Despite an extremely fragmented tibia with large bone defect, this patient had a well-protected ipsilateral fibula which was fractured only a few centimeters from the distal end. During surgery, we observed that the proximal connection of the peroneal artery was intact and decided that transfer of this large vascularized fibula segment would be an ideal alternative for replacing lost tibial bone. After preparation of the two ends of the tibia, we transferred the vascularized fibula medially and placed it in between the two poles of the tibia. Our preferred fixation method with a monolateral external fixator does not allow early weight bearing before callus formation. Conversion to a circular frame after the soft tissues have healed would have been an alternative which is more stable. Although referred to in the literature, we did not experience complications of pin loosening and secondary deformities in this patient or in our previous patients to whom we performed limb lengthening procedures with monolateral external fixators [1].

Stress fracture of the fibular graft is not an uncommon complication of this technique and was reported between 7 and 35 % in the literature [2225]. This graft did not fracture in the period of follow-up.

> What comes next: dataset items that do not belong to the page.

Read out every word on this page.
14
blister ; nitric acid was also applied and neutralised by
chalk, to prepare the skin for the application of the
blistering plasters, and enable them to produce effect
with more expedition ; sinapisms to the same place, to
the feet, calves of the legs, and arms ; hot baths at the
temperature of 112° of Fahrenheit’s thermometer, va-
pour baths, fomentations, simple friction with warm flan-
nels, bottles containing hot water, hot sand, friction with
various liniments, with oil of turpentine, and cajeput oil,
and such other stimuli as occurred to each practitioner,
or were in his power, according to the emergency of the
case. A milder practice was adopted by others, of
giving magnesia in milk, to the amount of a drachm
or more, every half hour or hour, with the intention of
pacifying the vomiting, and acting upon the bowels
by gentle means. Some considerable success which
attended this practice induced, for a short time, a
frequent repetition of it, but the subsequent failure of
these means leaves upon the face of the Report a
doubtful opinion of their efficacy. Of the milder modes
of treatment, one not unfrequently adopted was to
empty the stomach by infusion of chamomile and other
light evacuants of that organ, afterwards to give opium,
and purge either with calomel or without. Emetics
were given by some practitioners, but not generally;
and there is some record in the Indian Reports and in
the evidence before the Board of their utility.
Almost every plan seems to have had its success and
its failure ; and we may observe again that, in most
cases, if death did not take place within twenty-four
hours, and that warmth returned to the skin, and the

An analysis of the literature reveals that medial transfer of the ipsilateral fibula has been performed mostly as a secondary procedure involving gradual transfer [6, 8, 9, 17] or, in a few cases, as a secondary immediate procedure [7]. These cases generally involve high-energy trauma and always entail large soft tissue and bony–tissue defects. During the healing period, tissue repair and fibrosis impair the normal regional anatomy and interfere with proper vascular microsurgical dissection. Delayed surgery would likely be more challenging because of the difficulty of neurovascular dissection in an area with adhesive and fibrotic tissue. Therefore, we believe that immediate fibula transfer is preferable, as a first therapeutic step, to delayed surgery in selected cases.


Acute transfer of the ipsilateral fibula with its vascular pedicle intact should be considered an option for the management of large tibial defects when techniques of bone transport or acute shortening/lengthening are deemed too risky or entail an excessively prolonged treatment period.